At Little Gray Farms, Brewer uses only a half-acre of his property. He’s able to produce several hundred pounds of protein a year, and Knapp says he can gather up to 40 pounds of protein a week.
But before they are sold to local food businesses, snails need to undergo a purging process, which cleans out the dirt or sand that collects in their stomachs. Just as oysters are contaminated by dirty water, snails pick up dangerous toxins.
“A lot of snails have parasites in them,” Gary Rosenberg, chair of malacology at Drexel University, said. “Every once in a while you see someone who got seriously ill as a result from the parasite you get from eating a raw snail.”

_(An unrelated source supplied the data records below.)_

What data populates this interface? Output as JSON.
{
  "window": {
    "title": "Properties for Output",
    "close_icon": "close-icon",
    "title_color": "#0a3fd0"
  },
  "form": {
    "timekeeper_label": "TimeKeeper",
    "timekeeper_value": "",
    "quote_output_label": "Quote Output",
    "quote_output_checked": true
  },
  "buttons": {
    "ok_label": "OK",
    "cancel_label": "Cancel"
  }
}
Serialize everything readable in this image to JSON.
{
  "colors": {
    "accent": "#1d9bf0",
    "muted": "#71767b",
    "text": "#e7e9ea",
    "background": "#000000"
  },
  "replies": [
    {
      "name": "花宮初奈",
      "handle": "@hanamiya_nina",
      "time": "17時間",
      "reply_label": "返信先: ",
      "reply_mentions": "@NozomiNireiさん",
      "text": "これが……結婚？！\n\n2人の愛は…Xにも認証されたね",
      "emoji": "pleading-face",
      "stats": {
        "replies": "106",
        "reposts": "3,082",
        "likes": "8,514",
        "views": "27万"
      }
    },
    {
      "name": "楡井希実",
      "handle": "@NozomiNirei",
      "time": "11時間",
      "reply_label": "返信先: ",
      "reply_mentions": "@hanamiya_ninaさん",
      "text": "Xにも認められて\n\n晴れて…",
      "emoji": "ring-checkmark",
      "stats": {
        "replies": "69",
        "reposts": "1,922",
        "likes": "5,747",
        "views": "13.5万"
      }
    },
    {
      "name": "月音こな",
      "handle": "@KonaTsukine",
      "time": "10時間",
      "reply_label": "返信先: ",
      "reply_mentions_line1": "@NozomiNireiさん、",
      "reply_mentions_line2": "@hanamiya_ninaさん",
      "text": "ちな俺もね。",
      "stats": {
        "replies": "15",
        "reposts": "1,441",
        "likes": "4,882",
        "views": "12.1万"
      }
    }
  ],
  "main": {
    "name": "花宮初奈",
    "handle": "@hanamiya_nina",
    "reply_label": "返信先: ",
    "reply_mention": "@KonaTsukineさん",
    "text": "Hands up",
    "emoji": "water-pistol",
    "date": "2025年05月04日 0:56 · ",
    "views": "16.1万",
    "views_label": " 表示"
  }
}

Despite the dangers of eating raw snails, Rosenberg believes that humans impose a greater threat to snails as more and more go extinct due to climate change, pollution, and pesticides. They are also one of the first animal species in the world to be affected by climate change.
“There’s probably four or five hundred species of mollusks that are on the endangered species list,” Rosenberg said.
Over the past two years, at least 140 scientific papers about endangered snails were published. Land snails represent about 40 percent of the known animal extinctions since 1500, including seven percent of the entire snail population that no longer exists.
Meanwhile, petit gris snails are far from becoming an endangered species, which is why Long Island farmers would rather see them on a menu than feasting on their crops.
“Cornu aspersum is the most widespread and prolific edible snail species, which makes it an ideal source of escargot.” Max Anton, wildlife documentary maker and snail expert, said.